Hereditary neuropathies are a heterogeneous group of rare genetic conditions that produce motor and sensory deficits in the extremities. Involvement of the cranial nerves (CNs) can be apparent clinically, radiographically or both, although this hasn’t been reported frequently.
Now C. Eduardo Corrales, MD, a surgeon in the Division of Otolaryngology–Head and Neck Surgery at Brigham and Women’s Hospital, Ryan A. Bartholomew, MD, a resident physician in the division, and colleagues detected a 21% prevalence of radiologic CN abnormalities in patients with hereditary neuropathies who underwent MRI.
In Laryngoscope Investigation Otolaryngology, they caution physicians not to assume these imaging findings represent pathologies requiring intervention by an otolaryngologist.
Methods
Because hereditary neuropathy is so rare (estimated prevalence 0.04%), the Brigham partnered with Massachusetts General Hospital, Stanford Medical Center, and the University of Colorado School of Medicine, to gather enough patients for the study.
The researchers analyzed the appearance of CNs on gadolinium-enhanced MRI brain or skull base scans from 39 patients with hereditary neuropathy who were imaged between 2004 and 2018. The mean patient age was 49 years (range, 3–90 years).
Prevalence of Radiographic CN Abnormalities
Eight patients (21%) had CN abnormalities on MRI:
- Three had only thickening of CNs, one had only enhancement of CNs, and four had both thickening and enhancement in the same or different CNs
- Four patients had bilateral (symmetric) abnormalities, and four patients had different CNs abnormal on the left vs. the right
- Either unilaterally or bilaterally, patients had abnormalities in CN III (n=1), CN V (n=5), CN VII distal to the internal auditory canal (IAC) (n=5), and the CN VII/VIII complex in the IAC (n=4)
Prevalence of Clinical CN Deficits
Only four of the eight patients with CN abnormalities on MRI had clinical CN deficits, and only two of them had deficits that corresponded to at least some of the abnormally appearing CNs.
Clinical CN deficits were also present in seven of the 31 patients who had no abnormalities on MRI, for a total of 11 patients with clinical deficits (28%).
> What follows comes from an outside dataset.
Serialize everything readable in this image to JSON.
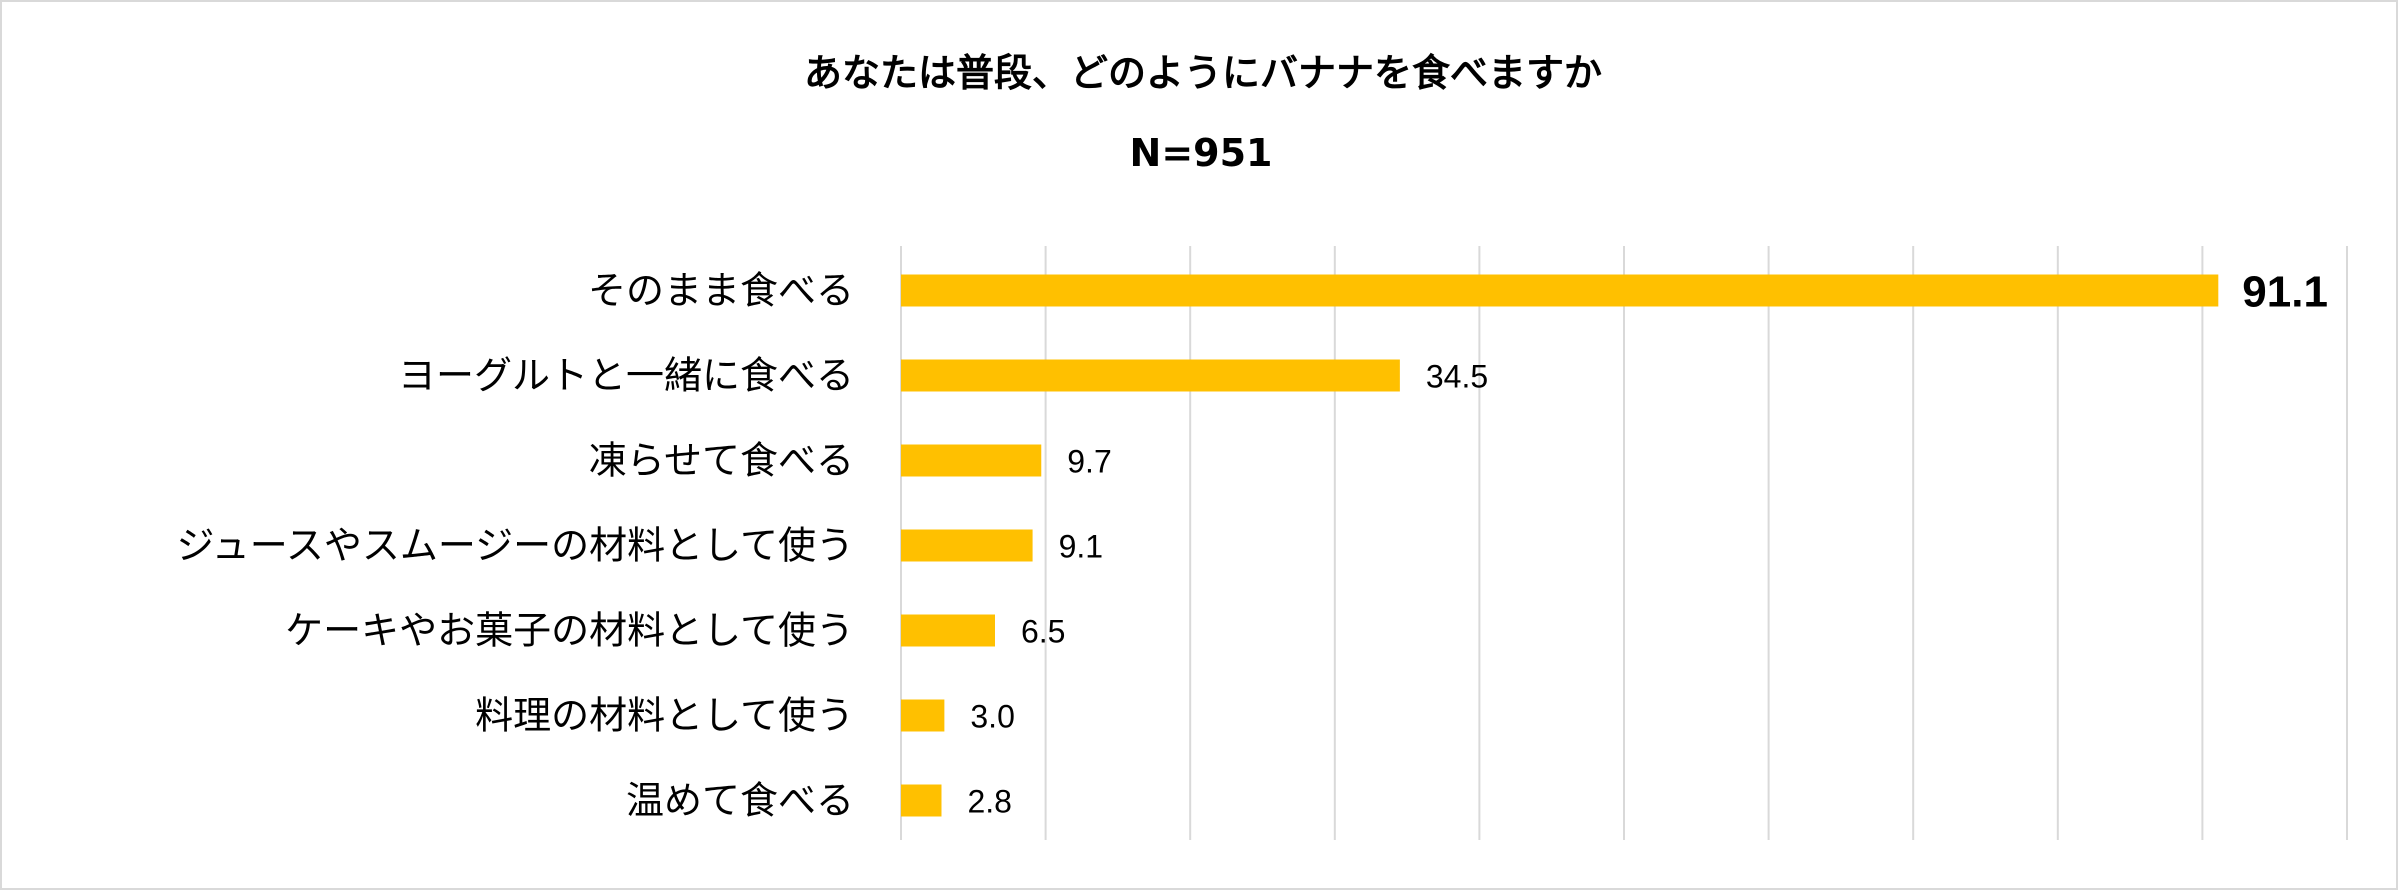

Examples included facial and tongue paresis and/or paresthesia, sensorineural hearing loss, tinnitus and diplopia.
Caveats for Physicians
Many of the imaging abnormalities detected in this study mimic certain neoplastic and infectious processes. Otolaryngologists, especially anterior and lateral skull base surgeons, should be aware of the possibility of misdiagnosis.
For example, otolaryngologists often interpret IAC enhancement as vestibular schwannoma, but IAC enhancement in a patient with hereditary neuropathy may be a manifestation of the patient’s underlying disease process and is less likely to require surgery or radiation therapy.
Still, CN findings warrant prudent observation. Physicians should obtain repeat imaging for these patients on an annual basis or if their clinical status changes. The interval can be extended to be longer than yearly once the imaging findings are verified to be stable.